The New York Times named Citigroup, Credit Agricole, Credit Suisse, Deutsche Bank, Goldman Sachs, Merrill Lynch -- now owned by Bank of America -- Morgan Stanley and UBS as among the banks under scrutiny.
Standard & Poor's, Fitch Ratings and Moody's Investors Service were the companies that rated the mortgage deals, it said. The agencies have taken flack for overstating the quality of mortgage securities that later lost value in the wake of the housing collapse.
Morgan Stanley has said it has not been contacted by prosecutors and denied any wrongdoing.
Lawmakers are urging prosecutors to be more aggressive in their investigation of the financial crisis, with only a single criminal case stemming from the meltdown so far -- brought against two Bear Stearns traders.

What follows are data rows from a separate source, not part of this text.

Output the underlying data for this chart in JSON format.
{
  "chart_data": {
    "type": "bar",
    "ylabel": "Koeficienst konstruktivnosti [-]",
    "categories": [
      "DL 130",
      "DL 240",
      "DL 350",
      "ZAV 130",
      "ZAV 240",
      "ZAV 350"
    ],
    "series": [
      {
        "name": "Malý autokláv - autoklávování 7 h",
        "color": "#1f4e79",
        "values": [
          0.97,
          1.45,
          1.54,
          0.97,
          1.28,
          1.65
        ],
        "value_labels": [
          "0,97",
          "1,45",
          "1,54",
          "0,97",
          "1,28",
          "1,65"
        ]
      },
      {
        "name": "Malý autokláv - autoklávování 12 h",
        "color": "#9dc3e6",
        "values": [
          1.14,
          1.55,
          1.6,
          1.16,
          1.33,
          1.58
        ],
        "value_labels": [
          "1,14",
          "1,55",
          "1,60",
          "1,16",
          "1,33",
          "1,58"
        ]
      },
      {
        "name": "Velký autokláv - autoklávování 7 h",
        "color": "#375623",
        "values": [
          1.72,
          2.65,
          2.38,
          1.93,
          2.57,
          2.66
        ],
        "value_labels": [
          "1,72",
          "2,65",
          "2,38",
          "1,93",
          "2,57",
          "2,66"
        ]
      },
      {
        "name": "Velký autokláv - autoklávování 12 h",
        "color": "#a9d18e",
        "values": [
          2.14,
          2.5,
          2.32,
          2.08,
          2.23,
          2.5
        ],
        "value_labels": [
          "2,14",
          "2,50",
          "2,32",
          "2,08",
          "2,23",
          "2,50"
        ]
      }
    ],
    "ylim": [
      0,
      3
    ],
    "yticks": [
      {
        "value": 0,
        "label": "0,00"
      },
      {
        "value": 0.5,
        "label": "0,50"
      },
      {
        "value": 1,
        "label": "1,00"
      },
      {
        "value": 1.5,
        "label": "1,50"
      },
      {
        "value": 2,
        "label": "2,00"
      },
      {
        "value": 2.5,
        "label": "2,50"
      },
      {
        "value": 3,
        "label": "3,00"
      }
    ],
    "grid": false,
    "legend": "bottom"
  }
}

The latest investigation remains in its preliminary stages, the Journal noted, with prosecutors gathering evidence and not yet issuing any criminal subpoenas yet.
The Times, citing unidentified individuals with knowledge of the investigation, said Cuomo was also looking into a practice of bank mortgage desks hiring rating agencies employees to help create mortgage deals that secured better ratings than they were due.
Wall Street giant Goldman Sachs is facing similar civil fraud accusations made by the SEC in a complaint last month. The Journal said Goldman has recently entered settlement talks with the government.
Cuomo is also scrutinizing the rating agencies' fees arrangements, which allowed banks to shop their deals among the agencies to secure the best rating, the Times said.
He is said to be focusing on information the investment banks provided to the rating agencies and whether bankers knew the ensuing ratings were overly positive.